In total this is \( 7+6+5+4+3+2+1 = 28 \) comparisons.
If there had been 9 boxes it would have taken \( 8+7+6+5+4+3+2+1 = 36 \) comparisons.
20 boxes will take 190. Going from 1000 boxes up to 1001 will require 1000 extra comparisons, even though only 1 box has been added.
Selection sort will always take \( \frac{n(n-1)}{2} \) comparisons to sort *n* items into order.
For example: To calculate the number of comparisons required for 20 boxes, using \( \frac{n(n-1)}{2} \) where *n* = 20:
\( \frac{20(20-1)}{2} \)
\( = \frac{(20 \times 19)}{2} \)
\( = \frac{380}{2} \)
\( = 190 \) comparisons
Some students may recognise this formula as Gauss' trick (see [the anecdotes about Gauss on Wikipedia](https://en.wikipedia.org/wiki/Carl_Friedrich_Gauss#Anecdotes)).
One way of expressing this trick for the above example is that 20 boxes would require summing the numbers \( 1+2+3+...+17+18+19 \).
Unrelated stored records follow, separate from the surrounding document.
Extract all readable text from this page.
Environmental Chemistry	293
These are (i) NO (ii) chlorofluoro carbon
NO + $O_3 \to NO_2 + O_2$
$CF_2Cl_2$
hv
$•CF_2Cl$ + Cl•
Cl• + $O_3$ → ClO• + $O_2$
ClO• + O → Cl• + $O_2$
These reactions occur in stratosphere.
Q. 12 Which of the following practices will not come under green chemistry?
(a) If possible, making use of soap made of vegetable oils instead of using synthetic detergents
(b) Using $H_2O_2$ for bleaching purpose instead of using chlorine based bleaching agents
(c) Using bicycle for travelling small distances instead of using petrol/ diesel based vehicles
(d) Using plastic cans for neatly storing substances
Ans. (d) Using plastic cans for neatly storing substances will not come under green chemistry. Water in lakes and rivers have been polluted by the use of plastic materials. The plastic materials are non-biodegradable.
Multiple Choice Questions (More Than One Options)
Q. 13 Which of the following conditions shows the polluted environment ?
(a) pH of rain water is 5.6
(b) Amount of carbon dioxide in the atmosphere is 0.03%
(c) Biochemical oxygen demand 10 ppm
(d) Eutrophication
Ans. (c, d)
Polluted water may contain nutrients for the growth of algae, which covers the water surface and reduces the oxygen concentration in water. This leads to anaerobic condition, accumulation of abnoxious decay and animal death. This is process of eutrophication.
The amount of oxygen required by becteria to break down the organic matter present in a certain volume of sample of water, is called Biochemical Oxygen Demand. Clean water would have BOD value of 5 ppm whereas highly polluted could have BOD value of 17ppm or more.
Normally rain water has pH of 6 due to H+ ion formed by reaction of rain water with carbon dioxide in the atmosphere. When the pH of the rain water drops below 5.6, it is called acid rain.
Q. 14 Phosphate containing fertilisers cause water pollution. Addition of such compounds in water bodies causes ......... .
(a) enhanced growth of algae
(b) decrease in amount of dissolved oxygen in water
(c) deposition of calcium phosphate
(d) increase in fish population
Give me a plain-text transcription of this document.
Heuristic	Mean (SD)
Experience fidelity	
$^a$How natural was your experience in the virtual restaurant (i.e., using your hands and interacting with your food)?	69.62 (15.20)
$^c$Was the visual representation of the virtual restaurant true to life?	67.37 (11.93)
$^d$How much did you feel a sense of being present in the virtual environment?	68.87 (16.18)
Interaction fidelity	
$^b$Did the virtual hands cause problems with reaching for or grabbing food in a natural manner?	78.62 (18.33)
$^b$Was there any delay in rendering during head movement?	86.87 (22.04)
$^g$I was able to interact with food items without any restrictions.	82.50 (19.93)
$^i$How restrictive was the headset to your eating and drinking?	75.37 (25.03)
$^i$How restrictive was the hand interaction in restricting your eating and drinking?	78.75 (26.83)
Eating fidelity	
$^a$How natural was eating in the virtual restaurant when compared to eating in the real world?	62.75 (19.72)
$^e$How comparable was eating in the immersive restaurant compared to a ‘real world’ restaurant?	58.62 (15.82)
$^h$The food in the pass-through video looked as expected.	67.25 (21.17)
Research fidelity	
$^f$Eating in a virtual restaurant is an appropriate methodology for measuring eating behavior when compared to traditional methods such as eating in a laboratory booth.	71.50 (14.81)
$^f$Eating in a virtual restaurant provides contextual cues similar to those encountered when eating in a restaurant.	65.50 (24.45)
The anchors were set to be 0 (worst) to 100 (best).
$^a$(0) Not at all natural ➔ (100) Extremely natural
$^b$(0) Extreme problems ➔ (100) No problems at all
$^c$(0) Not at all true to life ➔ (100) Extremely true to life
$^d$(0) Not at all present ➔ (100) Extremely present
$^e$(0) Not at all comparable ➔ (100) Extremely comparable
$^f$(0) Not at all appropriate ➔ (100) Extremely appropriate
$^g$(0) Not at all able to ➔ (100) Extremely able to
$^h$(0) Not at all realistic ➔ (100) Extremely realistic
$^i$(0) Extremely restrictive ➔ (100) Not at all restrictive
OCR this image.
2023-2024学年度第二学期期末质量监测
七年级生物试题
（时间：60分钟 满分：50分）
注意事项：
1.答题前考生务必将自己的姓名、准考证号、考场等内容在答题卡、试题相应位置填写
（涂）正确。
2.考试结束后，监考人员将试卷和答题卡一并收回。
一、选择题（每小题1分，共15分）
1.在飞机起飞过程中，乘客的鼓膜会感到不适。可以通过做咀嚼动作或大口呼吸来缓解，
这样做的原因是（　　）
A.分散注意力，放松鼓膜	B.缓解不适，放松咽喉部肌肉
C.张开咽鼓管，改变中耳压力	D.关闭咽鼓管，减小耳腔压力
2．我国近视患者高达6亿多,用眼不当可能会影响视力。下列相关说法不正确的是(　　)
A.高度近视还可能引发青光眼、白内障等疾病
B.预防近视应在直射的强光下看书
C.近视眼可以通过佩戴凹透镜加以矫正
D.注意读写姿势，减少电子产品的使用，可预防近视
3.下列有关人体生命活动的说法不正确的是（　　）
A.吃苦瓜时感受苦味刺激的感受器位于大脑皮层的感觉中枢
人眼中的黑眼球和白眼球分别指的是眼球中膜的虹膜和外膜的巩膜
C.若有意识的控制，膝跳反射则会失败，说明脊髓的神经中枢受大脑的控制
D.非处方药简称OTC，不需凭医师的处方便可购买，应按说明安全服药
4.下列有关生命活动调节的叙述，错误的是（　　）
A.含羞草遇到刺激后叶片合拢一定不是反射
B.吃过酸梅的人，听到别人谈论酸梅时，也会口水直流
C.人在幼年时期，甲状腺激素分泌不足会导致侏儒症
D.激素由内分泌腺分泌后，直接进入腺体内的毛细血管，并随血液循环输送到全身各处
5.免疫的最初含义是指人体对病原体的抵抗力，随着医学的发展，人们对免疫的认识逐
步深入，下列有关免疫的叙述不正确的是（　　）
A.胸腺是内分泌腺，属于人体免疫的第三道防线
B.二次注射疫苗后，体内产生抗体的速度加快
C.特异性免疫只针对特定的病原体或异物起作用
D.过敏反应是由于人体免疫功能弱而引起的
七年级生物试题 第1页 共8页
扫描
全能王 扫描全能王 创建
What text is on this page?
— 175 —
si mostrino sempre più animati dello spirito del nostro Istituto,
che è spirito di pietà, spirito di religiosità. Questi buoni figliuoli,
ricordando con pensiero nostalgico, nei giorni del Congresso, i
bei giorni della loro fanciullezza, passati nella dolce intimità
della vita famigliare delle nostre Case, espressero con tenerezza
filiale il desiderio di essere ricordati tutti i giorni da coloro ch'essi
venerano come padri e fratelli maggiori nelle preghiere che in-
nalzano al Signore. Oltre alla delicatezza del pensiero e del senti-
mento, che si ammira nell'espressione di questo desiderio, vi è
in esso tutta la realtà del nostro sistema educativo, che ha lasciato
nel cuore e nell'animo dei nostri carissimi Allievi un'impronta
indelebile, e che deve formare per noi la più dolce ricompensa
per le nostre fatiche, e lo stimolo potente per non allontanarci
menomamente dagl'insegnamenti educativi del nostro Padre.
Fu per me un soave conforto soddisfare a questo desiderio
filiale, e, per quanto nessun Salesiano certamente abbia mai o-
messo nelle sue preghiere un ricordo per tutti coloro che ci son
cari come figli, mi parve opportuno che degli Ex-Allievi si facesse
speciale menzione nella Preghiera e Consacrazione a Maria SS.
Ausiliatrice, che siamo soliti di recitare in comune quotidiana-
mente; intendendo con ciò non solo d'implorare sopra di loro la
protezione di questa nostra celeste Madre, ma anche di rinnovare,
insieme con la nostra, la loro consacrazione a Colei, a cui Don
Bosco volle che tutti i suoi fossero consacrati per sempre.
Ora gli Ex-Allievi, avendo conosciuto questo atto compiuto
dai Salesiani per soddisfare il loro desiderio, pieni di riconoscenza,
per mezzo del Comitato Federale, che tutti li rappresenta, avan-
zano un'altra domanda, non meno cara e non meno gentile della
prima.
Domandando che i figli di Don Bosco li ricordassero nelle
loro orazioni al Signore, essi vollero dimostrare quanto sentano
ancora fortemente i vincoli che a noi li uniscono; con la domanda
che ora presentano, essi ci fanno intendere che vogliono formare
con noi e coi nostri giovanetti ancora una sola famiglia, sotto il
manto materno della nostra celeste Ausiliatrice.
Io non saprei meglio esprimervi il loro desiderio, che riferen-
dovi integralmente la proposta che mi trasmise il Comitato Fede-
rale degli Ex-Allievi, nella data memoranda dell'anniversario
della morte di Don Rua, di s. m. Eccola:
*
If we write the numbers backwards ( \( 19+18+17+...3+2+1 \) ) then it would be the same sum.
Now if we add these two lists together, pairing up the corresponding numbers, we get \( (1+19)+(2+18)+(3+17)+...+(17+3)+(18+2)+(19+1) \).
Each pair in this sum adds up to 20, and there are 19 pairs, so adding the two lists together is just \( 20 \times 19 \).
Since both lists add up to the same amount, the original sum is a half of that, or \( \frac{(20 \times 19)}{2} \), which is 190 comparisons, which is what we got from the formula above.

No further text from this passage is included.